Exploring the Interplay Between Formation Mechanisms and Luminescence of Lignin Carbon Quantum Dots from Spruce Biomass

TL;DR

This paper explores how the formation processes of lignin-based carbon quantum dots from spruce biomass influence their luminescent properties, providing insights for designing tailored optoelectronic and bioimaging applications.

Contribution

It offers a detailed analysis of the relationship between lignin structure, synthesis conditions, and luminescence, advancing the rational design of LG-CQDs.

Findings

Structural features directly affect luminescent behavior.

Surface chemistry tuning alters emission characteristics.

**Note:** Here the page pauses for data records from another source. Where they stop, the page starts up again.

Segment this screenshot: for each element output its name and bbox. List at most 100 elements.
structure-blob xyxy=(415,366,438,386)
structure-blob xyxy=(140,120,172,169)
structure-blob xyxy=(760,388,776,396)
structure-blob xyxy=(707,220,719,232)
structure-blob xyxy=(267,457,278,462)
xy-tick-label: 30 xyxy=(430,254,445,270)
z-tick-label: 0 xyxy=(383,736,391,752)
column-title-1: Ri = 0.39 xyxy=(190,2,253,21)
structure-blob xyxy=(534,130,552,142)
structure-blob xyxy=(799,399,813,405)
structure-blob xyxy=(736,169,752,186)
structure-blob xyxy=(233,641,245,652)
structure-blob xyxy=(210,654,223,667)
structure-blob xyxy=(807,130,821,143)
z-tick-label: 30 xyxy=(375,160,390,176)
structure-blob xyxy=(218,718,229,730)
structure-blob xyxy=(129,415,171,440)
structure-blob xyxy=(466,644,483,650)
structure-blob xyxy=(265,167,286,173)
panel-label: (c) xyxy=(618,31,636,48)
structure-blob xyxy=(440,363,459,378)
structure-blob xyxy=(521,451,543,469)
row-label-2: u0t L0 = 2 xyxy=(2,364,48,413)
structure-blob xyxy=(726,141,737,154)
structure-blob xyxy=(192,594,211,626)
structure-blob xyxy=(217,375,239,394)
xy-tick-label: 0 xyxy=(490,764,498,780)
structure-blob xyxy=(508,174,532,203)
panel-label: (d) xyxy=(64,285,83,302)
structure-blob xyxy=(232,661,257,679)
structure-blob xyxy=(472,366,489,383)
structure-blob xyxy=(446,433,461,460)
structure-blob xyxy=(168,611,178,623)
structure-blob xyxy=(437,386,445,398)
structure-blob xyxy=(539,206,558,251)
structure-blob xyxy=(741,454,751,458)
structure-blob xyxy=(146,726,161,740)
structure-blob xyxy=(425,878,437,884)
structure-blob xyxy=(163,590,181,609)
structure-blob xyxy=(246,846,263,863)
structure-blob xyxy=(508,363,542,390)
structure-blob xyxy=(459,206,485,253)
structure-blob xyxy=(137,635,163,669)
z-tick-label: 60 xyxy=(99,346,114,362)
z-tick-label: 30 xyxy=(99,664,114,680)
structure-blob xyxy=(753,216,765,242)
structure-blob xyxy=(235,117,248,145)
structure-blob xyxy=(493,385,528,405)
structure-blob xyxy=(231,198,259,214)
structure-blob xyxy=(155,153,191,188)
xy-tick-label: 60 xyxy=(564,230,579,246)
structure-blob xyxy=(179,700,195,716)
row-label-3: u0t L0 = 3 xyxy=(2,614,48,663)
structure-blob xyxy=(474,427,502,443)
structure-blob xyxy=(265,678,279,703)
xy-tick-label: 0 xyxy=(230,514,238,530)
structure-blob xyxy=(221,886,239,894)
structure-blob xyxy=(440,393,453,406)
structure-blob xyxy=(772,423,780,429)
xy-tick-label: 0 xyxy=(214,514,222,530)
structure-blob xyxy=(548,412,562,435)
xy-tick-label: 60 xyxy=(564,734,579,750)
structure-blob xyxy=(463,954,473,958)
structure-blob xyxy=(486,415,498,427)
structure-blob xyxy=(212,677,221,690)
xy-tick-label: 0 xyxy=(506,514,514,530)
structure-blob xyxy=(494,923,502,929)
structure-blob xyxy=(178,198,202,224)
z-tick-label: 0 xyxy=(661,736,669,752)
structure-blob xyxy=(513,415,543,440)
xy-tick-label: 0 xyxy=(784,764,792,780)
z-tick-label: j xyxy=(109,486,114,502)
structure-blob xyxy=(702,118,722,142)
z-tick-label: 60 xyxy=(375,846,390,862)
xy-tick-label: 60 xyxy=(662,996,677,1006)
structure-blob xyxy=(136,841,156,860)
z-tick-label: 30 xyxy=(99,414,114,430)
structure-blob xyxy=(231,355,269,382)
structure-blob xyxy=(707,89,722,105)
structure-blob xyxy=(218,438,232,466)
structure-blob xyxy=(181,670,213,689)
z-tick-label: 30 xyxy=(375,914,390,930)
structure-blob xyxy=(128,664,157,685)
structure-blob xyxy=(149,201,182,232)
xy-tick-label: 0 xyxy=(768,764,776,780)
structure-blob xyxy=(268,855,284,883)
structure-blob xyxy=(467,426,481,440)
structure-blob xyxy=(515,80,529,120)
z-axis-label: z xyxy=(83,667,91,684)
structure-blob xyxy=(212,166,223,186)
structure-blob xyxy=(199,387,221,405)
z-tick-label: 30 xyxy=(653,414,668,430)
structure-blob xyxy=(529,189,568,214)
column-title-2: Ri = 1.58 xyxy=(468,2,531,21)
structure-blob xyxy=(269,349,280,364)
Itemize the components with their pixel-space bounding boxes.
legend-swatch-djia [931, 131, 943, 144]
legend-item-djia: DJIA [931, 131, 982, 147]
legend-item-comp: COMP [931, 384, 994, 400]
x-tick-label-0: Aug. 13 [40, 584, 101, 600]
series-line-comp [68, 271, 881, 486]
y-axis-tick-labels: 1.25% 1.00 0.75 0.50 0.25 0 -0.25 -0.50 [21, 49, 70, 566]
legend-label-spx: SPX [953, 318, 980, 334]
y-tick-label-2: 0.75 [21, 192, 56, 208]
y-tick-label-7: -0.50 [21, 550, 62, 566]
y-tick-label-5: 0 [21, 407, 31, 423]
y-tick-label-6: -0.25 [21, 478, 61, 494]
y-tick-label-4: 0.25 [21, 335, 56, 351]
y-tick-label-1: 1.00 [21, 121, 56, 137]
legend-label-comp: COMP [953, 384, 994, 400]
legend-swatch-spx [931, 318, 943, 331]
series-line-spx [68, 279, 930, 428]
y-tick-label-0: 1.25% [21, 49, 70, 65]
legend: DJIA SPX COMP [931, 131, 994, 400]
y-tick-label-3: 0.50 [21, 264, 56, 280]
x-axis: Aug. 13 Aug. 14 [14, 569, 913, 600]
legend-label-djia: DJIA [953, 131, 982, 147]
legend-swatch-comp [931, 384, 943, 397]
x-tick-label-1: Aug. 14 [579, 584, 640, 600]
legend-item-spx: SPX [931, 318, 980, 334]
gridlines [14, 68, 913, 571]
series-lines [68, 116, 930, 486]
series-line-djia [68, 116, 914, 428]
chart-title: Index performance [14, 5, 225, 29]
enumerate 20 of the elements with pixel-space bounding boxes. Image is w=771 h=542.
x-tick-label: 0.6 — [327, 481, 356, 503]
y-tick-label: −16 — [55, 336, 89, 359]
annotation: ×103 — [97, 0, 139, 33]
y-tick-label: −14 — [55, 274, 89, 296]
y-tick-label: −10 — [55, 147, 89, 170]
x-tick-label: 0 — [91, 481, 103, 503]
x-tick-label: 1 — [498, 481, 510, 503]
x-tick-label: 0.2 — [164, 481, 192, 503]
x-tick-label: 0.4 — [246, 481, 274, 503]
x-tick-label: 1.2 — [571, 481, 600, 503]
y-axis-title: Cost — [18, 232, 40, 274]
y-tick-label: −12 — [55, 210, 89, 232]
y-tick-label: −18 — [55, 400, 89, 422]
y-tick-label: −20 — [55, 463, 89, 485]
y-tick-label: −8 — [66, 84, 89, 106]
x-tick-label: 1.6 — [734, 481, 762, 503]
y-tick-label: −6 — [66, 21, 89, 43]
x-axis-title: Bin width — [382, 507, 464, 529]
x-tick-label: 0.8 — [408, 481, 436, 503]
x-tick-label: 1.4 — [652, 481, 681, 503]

Interactions with dopants influence optical properties.

Abstract

This study investigates the intricate relationship between the formation mechanisms and luminescent properties of lignin-derived carbon quantum dots (LG-CQDs) synthesized from spruce biomass by hydrothermal treatment. A comprehensive understanding of LG-CQD structure and its photoluminescence requires insights into the native architecture of lignin and the distribution of its acidolysis-derived fragments. Research showed how these lignin-derived units interact with dopant molecules in three different approaches during synthesis, contributing to core and surface structures that govern the optical behavior. Our findings reveal a clear correlation between structural features and luminescent properties, emphasizing the role of surface chemistry in tuning emission characteristics. These insights provide a foundation for the rational design of LG-CQDs with tailored luminescent properties, advancing their potential applications in sustainable optoelectronics, sensing, and bioimaging.